Allegations of Sexual Abuse in NZ


Dr Hiran Fernando (N.P. Doctor) - Index


Index 3.    Trial: Defence

 




Taranaki Daily News
October 10 2006

Standing room only for final addresses
by Jayne Hulbert

A Jekyll and Hyde figure is one description fitting for the New Plymouth doctor charged with sex offences, according to the Crown.

It was standing room only in the High Court at New Plymouth yesterday with both the Crown and the defence giving their closing addresses in the fifth week of the high-profile trial. The public gallery was packed with the doctor's supporters and family members.

Today Justice Priestley will sum up, before the jury considers its verdicts.

Crown prosecutor Cherie Clarke told the jury the trial was about an otherwise good man doing bad things.

The doctor, whose identity is suppressed, faces 37 charges of sexual assault on 12 female patients alleged to have occurred between 1981 and 2002.

"Under the auspices of a medical examination, this man treated these women in a sexual way for his own sexual gratification," Ms Clarke said.

She said confirmation that he was doing it for his own gratification was the allegation by two of the complainants that he had an erect penis during consultations.

He could not have had an erection for any other reason, she said.

Ms Clarke said that every complainant had given evidence that at the time the doctor touched them, they knew it was wrong.

The 12 women came from different backgrounds, had made similar complaints about the accused and had given their frank, sincere and true evidence independently, she said.

Ms Clarke said there was no evidence of any collusion in the case.

"I ask you, members of the jury, to compare the complainants' demeanour to the accused. He was that Jekyll and Hyde character, he was evasive, non-committal, he blatantly misled you about issues and clearly lied to you about things in this case."

She told the jury that it could rely on the evidence of the 12 women.

"There is only one verdict in this, it's your duty to bring in verdicts of guilty."

Defence counsel Susan Hughes told the jury that she would not be there if she did not believe the doctor.

However, she admitted that numbers could be seductive.

"But 12 times nothing is nothing," Ms Hughes said.

Colleagues, family, friends and former patients had all described the doctor's good character.

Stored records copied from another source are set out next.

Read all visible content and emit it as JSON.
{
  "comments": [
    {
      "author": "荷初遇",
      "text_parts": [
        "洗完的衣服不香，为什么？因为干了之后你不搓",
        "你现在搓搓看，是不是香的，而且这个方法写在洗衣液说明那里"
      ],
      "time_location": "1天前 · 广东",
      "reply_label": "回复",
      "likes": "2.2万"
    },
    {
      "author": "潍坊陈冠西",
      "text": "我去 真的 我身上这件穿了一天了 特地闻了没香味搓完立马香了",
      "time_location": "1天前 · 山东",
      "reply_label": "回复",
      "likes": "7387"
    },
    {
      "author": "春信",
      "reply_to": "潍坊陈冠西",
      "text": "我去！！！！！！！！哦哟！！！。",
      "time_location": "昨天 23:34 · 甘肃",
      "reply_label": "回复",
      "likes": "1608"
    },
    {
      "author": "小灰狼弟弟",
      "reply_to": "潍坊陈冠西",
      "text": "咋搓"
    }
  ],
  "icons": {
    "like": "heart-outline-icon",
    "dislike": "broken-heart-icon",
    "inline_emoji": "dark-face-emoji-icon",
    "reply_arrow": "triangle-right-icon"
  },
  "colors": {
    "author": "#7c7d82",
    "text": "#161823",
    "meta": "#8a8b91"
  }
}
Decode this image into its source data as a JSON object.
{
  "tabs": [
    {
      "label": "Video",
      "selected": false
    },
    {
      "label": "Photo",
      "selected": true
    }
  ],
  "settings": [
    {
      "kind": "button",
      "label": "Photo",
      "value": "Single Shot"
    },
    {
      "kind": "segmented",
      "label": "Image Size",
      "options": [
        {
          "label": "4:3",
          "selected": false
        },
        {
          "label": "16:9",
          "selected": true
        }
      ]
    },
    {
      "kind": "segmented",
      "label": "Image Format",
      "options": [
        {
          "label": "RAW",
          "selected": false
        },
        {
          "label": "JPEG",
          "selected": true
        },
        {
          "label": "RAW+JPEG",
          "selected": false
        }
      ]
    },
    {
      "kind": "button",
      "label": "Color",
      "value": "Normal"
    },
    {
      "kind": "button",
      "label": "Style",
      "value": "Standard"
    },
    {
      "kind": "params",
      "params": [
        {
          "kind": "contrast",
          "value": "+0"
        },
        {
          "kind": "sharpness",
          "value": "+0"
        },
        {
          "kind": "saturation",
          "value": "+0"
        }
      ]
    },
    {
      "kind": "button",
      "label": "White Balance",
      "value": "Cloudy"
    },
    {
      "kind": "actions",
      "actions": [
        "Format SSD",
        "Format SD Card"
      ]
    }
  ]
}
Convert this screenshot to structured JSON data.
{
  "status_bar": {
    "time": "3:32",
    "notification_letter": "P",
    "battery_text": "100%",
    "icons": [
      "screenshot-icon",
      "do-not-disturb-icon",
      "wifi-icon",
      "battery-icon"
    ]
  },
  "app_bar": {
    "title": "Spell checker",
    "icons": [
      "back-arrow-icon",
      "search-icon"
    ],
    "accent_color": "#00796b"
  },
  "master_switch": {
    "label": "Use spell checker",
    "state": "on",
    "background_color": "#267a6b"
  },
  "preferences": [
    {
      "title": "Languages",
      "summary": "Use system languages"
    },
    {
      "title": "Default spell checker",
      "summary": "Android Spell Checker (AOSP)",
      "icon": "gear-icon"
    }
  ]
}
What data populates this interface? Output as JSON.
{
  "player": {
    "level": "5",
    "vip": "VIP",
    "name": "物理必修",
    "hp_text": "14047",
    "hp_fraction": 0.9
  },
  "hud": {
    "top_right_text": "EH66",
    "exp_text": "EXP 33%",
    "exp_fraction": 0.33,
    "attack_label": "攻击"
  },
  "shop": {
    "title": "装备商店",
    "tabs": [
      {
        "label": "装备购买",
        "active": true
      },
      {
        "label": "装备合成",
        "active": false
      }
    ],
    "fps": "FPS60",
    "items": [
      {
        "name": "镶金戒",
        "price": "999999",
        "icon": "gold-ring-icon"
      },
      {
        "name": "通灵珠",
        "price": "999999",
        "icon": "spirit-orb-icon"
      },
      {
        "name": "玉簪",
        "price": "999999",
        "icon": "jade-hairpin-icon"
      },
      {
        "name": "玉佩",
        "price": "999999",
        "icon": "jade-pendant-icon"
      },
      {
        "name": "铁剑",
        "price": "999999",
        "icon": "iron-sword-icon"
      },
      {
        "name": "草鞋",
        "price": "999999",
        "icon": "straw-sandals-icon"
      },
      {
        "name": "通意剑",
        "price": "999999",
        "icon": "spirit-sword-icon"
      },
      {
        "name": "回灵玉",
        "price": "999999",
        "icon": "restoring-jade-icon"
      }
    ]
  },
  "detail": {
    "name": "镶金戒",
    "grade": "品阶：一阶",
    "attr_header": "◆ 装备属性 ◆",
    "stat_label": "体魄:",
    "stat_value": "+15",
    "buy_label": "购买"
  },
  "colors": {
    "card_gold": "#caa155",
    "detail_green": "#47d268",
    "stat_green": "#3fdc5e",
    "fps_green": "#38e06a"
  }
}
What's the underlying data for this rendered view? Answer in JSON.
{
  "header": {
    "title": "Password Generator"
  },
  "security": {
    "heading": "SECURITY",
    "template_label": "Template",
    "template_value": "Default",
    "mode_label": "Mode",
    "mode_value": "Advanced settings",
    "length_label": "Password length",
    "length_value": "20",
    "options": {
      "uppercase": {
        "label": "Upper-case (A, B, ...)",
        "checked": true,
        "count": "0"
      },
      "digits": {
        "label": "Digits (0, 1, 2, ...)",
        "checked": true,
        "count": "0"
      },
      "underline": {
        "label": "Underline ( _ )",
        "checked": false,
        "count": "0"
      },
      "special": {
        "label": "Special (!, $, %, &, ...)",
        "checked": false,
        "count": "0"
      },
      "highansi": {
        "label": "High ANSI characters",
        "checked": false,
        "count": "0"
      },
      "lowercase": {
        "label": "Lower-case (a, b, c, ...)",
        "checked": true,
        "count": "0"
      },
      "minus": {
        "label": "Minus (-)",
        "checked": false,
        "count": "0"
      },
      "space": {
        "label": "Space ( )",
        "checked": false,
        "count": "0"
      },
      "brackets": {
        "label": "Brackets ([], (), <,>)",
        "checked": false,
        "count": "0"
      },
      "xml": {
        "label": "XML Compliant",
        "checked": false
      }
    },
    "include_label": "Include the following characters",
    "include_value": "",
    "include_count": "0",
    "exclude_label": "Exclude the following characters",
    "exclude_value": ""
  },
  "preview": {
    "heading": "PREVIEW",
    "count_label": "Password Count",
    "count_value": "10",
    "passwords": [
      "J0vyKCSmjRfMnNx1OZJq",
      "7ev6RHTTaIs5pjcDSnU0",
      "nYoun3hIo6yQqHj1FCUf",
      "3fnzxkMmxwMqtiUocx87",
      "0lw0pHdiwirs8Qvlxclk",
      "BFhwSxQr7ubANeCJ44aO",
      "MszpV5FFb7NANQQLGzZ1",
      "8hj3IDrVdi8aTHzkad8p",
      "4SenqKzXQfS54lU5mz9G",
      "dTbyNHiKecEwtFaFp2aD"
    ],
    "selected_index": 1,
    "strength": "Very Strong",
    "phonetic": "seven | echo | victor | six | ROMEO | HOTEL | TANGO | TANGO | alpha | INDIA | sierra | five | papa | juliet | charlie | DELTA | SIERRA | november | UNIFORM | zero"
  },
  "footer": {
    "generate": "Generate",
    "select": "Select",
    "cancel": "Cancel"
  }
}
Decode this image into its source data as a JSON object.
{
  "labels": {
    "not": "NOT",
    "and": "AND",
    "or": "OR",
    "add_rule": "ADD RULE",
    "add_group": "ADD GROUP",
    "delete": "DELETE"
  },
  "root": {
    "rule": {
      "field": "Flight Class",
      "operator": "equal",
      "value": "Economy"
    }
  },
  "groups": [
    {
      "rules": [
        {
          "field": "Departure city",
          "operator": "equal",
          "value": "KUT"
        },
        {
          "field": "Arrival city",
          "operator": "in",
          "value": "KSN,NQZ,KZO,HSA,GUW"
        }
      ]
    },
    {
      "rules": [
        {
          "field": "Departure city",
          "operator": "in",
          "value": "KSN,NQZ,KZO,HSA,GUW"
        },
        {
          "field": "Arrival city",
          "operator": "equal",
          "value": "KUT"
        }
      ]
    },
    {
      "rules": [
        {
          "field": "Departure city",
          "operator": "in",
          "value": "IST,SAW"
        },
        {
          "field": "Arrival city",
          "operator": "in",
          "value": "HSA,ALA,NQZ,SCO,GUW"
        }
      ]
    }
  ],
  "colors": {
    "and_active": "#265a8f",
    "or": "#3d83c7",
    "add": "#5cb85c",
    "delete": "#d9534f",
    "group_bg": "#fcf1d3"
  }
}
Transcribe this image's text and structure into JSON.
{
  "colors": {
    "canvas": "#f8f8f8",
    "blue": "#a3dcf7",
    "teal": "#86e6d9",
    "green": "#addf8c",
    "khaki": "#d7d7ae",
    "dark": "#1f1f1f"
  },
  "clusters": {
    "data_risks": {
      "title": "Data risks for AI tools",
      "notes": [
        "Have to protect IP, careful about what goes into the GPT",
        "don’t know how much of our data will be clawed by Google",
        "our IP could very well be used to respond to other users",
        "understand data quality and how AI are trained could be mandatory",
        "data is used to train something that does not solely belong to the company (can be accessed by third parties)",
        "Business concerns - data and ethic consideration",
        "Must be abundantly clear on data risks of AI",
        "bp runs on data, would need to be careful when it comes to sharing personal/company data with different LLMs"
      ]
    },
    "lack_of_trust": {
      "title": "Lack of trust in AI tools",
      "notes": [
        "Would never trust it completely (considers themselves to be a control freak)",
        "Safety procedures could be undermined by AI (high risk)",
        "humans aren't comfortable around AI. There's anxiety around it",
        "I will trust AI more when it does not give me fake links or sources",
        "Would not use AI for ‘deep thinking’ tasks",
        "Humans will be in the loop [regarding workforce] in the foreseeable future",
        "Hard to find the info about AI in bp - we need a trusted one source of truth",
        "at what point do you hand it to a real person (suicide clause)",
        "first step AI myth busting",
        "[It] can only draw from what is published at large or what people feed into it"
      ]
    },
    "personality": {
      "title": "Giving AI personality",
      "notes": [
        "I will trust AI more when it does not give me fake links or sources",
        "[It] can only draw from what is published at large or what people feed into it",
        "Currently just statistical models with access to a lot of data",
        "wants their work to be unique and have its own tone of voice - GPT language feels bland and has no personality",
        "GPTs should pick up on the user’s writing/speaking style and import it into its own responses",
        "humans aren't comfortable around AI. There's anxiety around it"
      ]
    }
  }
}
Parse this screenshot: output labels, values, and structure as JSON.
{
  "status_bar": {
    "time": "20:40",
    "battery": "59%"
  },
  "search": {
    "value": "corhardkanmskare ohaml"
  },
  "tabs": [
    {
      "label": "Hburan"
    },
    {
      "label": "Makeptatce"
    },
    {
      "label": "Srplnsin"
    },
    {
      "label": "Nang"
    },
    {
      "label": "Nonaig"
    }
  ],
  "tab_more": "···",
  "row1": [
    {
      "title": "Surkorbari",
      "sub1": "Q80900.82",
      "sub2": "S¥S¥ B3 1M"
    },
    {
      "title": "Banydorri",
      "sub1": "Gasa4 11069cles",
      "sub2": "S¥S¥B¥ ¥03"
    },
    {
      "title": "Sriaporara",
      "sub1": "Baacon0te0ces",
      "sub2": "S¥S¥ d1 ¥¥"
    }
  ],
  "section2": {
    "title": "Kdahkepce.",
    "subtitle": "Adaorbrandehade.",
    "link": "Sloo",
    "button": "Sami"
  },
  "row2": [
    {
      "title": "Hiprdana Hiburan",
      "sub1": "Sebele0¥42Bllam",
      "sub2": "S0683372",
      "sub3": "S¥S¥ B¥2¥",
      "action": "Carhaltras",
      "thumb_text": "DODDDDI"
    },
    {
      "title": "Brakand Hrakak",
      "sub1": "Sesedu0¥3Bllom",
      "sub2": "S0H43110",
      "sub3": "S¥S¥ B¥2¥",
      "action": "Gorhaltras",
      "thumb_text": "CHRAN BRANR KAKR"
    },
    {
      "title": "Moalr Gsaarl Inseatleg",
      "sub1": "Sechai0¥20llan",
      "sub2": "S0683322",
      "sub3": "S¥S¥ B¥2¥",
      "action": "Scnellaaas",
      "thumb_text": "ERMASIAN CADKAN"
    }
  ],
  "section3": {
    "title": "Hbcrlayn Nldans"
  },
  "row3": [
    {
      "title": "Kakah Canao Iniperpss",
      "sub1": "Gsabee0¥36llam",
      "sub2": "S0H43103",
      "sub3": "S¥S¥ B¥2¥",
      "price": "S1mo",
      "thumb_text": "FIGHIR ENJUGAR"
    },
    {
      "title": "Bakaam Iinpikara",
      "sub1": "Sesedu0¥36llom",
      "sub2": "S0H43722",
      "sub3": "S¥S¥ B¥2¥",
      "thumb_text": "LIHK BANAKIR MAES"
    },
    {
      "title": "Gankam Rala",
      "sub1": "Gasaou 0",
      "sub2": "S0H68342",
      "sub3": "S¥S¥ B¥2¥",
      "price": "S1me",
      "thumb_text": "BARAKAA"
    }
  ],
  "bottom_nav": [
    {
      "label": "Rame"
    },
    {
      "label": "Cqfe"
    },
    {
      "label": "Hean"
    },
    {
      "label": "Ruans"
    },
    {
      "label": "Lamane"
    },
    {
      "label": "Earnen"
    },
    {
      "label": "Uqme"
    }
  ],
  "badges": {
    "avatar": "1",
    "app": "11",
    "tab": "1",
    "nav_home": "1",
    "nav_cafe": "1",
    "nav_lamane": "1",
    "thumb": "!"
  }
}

"Is this man likely to act as a sexual predator? No."

She questioned why most of the women continued to see the doctor after they claim he sexually abused them.

"In one case there have been 50 visits post assault . . . because you logically wouldn't return to a doctor who had sexually abused you, would you?"

The doctor denied ever having an erection during consultations, Ms Hughes said.

She said the lack of any complaints, sometimes not for years after the claims of abuse, was central to the case and said even then some complainants did not come forward until after media coverage of a New Plymouth doctor being charged.

A Chinese whispers-type situation had evolved, where a claim of someone not liking the doctor had suddenly become sexual offending, Ms Hughes said.

"To sincerely believe something, doesn't mean it is so. The complainants sincerely believe that they have been sexually abused by the doctor. I simply say that is not true."

She urged the jury to quickly find the doctor not guilty.